Every creature—from gigantic blue whales down to microscopic bacteria—shares a common tendency: to seek pleasure and avoid pain. This seeking-versus-avoidance behavior is so deeply ingrained in us that we almost never think about it. In fact, it's instinctual... we don't have to think about it, because evolution has made it innate in us. We do it naturally. We humans grab for pleasure—sex, food, warmth, comfort—just as an insect does. Similarly, we back off from pain much like a worm or a bear does.
Many philosophers have pondered this pleasure-or-pain phenomenon, and have come up with a wide range of theories and explanations for this behavior. One of the early Enlightenment philosophers to delve into this topic was an oddball Englishman named Jeremy Bentham. He was both a philosopher and a social reformer who founded the school of utilitarianism in the early 1800s. Utilitarianism seeks the “greatest happiness” in the populace—defining happiness as a predominance of pleasure over pain. Bentham was convinced that it is our nature to have the pursuit of pleasure and the avoidance of pain literally drive our behavior—that they “govern us in all we do, in all we say, in all we think...”
A couple of millennia before Bentham, the Greek philosopher Epicurus had some of the same ideas. Both he and Bentham felt that a lot of human behavior is driven by our desire to seek pleasure and avoid pain. In fact, Epicurus decided that the very basis of human fulfillment is dependent on our success at finding pleasure.

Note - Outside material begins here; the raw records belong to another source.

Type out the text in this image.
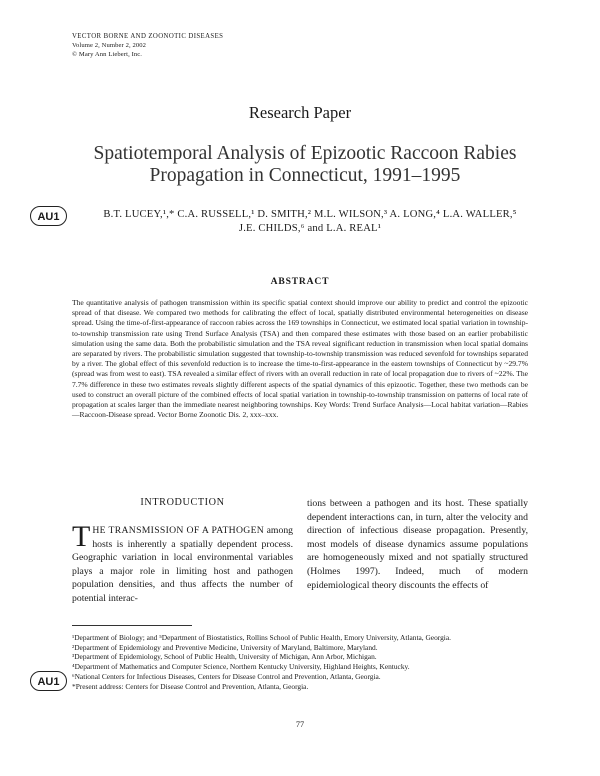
VECTOR BORNE AND ZOONOTIC DISEASES
Volume 2, Number 2, 2002
© Mary Ann Liebert, Inc.
Research Paper
Spatiotemporal Analysis of Epizootic Raccoon Rabies
Propagation in Connecticut, 1991–1995
AU1	B.T. LUCEY,¹,* C.A. RUSSELL,¹ D. SMITH,² M.L. WILSON,³ A. LONG,⁴ L.A. WALLER,⁵
J.E. CHILDS,⁶ and L.A. REAL¹
ABSTRACT
The quantitative analysis of pathogen transmission within its specific spatial context should improve our ability to predict and control the epizootic spread of that disease. We compared two methods for calibrating the effect of local, spatially distributed environmental heterogeneities on disease spread. Using the time-of-first-appearance of raccoon rabies across the 169 townships in Connecticut, we estimated local spatial variation in township-to-township transmission rate using Trend Surface Analysis (TSA) and then compared these estimates with those based on an earlier probabilistic simulation using the same data. Both the probabilistic simulation and the TSA reveal significant reduction in transmission when local spatial domains are separated by rivers. The probabilistic simulation suggested that township-to-township transmission was reduced sevenfold for townships separated by a river. The global effect of this sevenfold reduction is to increase the time-to-first-appearance in the eastern townships of Connecticut by ~29.7% (spread was from west to east). TSA revealed a similar effect of rivers with an overall reduction in rate of local propagation due to rivers of ~22%. The 7.7% difference in these two estimates reveals slightly different aspects of the spatial dynamics of this epizootic. Together, these two methods can be used to construct an overall picture of the combined effects of local spatial variation in township-to-township transmission on patterns of local rate of propagation at scales larger than the immediate nearest neighboring townships. Key Words: Trend Surface Analysis—Local habitat variation—Rabies—Raccoon-Disease spread. Vector Borne Zoonotic Dis. 2, xxx–xxx.
INTRODUCTION
THE TRANSMISSION OF A PATHOGEN among hosts is inherently a spatially dependent process. Geographic variation in local environmental variables plays a major role in limiting host and pathogen population densities, and thus affects the number of potential interac-
tions between a pathogen and its host. These spatially dependent interactions can, in turn, alter the velocity and direction of infectious disease propagation. Presently, most models of disease dynamics assume populations are homogeneously mixed and not spatially structured (Holmes 1997). Indeed, much of modern epidemiological theory discounts the effects of
AU1
¹Department of Biology; and ⁵Department of Biostatistics, Rollins School of Public Health, Emory University, Atlanta, Georgia.
²Department of Epidemiology and Preventive Medicine, University of Maryland, Baltimore, Maryland.
³Department of Epidemiology, School of Public Health, University of Michigan, Ann Arbor, Michigan.
⁴Department of Mathematics and Computer Science, Northern Kentucky University, Highland Heights, Kentucky.
⁶National Centers for Infectious Diseases, Centers for Disease Control and Prevention, Atlanta, Georgia.
*Present address: Centers for Disease Control and Prevention, Atlanta, Georgia.
77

Unfortunately, the use of the word “pleasure” can be problematic, because it too often carries the connotation of shallow amusement or sensual gratification. Thus Epicureanism came to be associated with hedonism—a misinterpretation that has caused many people to shy away from Epicurus' ideas—especially the more straight-laced Protestants. Neither Bentham nor Epicurus advocated hedonism. So in order to avoid some of the controversy, I think a more appropriate word is happiness, rather than pleasure. We all seek happiness, in the sense that we wish for peace, health, safety, and spiritual fulfillment.